7% das mulheres apostadoras disseram que já pegaram dinheiro emprestado com agiotas para apostar.

8% das mulheres impactadas disseram que elas ou alguém próximo, como um filho, precisou recorrer a agiotas, aumentando a insegurança em casa.

Perfil dos jogos

Metade das apostadoras (49%) prefere cassinos online, como o Tigrinho. 29% jogam em jogos de sorte tipo Aviator ou raspadinhas, e 26% apostam em futebol.

Apresentação das apostas

As empresas de apostas atraem as mulheres de três formas:

  • Rede de confiança: um amigo ou parente envia o link da aposta, e a plataforma dá bônus e comissões para quem indica.
  • Influenciadores locais: pessoas do bairro, da igreja ou da cidade, com menos seguidores, mas em quem se confia.
  • Grandes influenciadores e publicidade em massa.

72% das mulheres acham que a publicidade faz as pessoas apostarem mais do que deveriam.

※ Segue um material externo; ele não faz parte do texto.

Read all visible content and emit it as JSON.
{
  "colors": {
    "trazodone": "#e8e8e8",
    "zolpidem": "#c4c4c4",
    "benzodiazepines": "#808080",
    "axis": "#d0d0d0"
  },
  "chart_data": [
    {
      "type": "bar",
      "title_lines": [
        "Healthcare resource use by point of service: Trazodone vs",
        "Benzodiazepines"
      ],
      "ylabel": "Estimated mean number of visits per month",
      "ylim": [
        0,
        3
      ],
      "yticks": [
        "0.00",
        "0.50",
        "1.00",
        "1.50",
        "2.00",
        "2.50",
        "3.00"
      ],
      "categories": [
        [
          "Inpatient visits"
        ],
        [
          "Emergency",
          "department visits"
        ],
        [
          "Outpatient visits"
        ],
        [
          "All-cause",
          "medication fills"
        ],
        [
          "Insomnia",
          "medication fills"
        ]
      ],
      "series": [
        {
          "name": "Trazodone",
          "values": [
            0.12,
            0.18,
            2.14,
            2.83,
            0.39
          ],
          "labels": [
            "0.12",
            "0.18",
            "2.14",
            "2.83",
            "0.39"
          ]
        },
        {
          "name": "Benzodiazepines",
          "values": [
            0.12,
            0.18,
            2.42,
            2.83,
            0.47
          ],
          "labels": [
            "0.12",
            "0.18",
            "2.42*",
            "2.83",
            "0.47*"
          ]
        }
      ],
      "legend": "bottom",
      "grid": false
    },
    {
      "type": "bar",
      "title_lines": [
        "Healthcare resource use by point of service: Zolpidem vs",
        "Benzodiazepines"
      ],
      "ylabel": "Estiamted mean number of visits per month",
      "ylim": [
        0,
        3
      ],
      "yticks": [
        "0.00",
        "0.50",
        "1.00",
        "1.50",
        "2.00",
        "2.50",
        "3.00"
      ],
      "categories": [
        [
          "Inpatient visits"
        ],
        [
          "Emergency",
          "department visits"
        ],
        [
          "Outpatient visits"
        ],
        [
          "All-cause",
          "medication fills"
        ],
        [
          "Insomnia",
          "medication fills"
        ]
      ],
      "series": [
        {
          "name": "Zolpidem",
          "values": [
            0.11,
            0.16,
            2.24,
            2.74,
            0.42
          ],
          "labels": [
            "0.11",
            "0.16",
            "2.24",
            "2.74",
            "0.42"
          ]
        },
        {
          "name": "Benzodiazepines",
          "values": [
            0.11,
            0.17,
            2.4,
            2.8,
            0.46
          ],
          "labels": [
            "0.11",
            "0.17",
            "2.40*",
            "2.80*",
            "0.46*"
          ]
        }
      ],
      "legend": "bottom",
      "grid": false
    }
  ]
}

79% das mulheres disseram que as redes sociais passaram a mostrar mais conteúdo de apostas depois que elas acessaram essas plataformas. Quem aposta com frequência percebe mais (82,2%) do que quem aposta raramente (73,2%).

Quanto maior a classe social, maior a percepção do aumento desse conteúdo.

Conter o avanço

A maioria dos brasileiros apoia a proibição das apostas. Entre as mulheres, 62% defendem a proibição, ante 50% dos homens. Essa opinião não muda conforme a posição política.

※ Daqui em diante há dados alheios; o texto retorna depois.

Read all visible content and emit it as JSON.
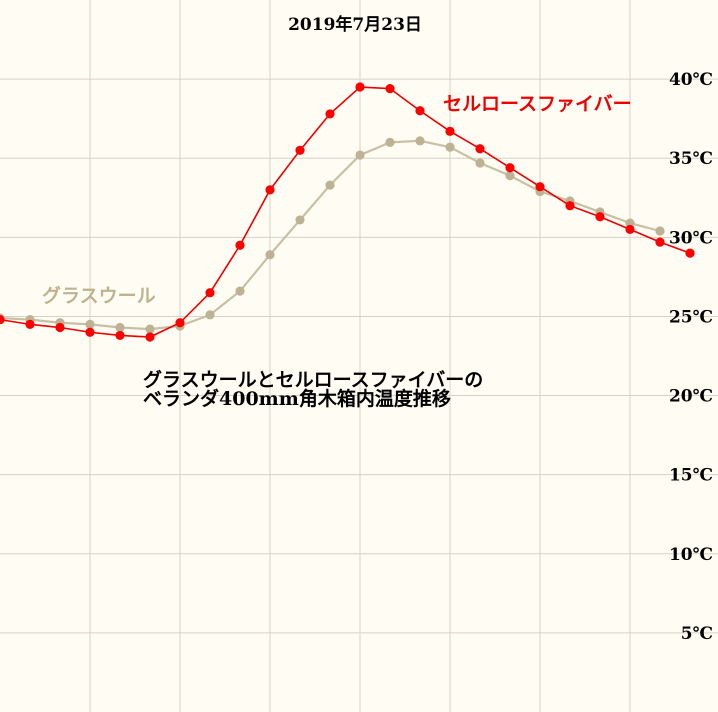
{
  "chart_data": {
    "type": "line",
    "title": "2019年7月23日",
    "annotation_lines": [
      "グラスウールとセルロースファイバーの",
      "ベランダ400mm角木箱内温度推移"
    ],
    "y_unit": "℃",
    "ylim": [
      0,
      45
    ],
    "y_ticks": [
      {
        "value": 5,
        "label": "5℃"
      },
      {
        "value": 10,
        "label": "10℃"
      },
      {
        "value": 15,
        "label": "15℃"
      },
      {
        "value": 20,
        "label": "20℃"
      },
      {
        "value": 25,
        "label": "25℃"
      },
      {
        "value": 30,
        "label": "30℃"
      },
      {
        "value": 35,
        "label": "35℃"
      },
      {
        "value": 40,
        "label": "40℃"
      }
    ],
    "grid": true,
    "series": [
      {
        "name": "セルロースファイバー",
        "color": "#ee0000",
        "marker_color": "#ff0000",
        "values": [
          24.8,
          24.5,
          24.3,
          24.0,
          23.8,
          23.7,
          24.6,
          26.5,
          29.5,
          33.0,
          35.5,
          37.8,
          39.5,
          39.4,
          38.0,
          36.7,
          35.6,
          34.4,
          33.2,
          32.0,
          31.3,
          30.5,
          29.7,
          29.0
        ]
      },
      {
        "name": "グラスウール",
        "color": "#c8c0a4",
        "marker_color": "#bdb394",
        "values": [
          24.9,
          24.8,
          24.6,
          24.5,
          24.3,
          24.2,
          24.4,
          25.1,
          26.6,
          28.9,
          31.1,
          33.3,
          35.2,
          36.0,
          36.1,
          35.7,
          34.7,
          33.9,
          32.9,
          32.3,
          31.6,
          30.9,
          30.4
        ]
      }
    ]
  }
}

"Isso mostra aos políticos que a população apoia medidas para combater as apostas", diz a coordenadora.

A pesquisa sugere três caminhos para combater o problema:

  • Fortalecer os serviços de saúde para cuidar de quem aposta e de suas famílias.
  • Prevenir que novas pessoas comecem a apostar, com restrições à publicidade.
  • Restringir gradualmente as modalidades de apostas, começando pelos cassinos online.

45% dos entrevistados defendem o bloqueio do Pix para quem recebe benefícios sociais, e 32% querem um canal anônimo de apoio. Entre quem aposta com frequência, esse número sobe para 57%.

41% das mulheres acham que as casas de apostas podem funcionar, mas sem publicidade. Entre os homens, o índice é de 47%.

Pesquisa

O relatório foi feito com pesquisas qualitativas e quantitativas, realizadas em junho e agosto de 2026.

Foram ouvidas 60 pessoas, principalmente mulheres de 18 a 58 anos, das classes C, D e E, de vários estados do país.

Na parte quantitativa, foram ouvidos 2.008 homens e mulheres de todo o país, seguindo critérios do IBGE.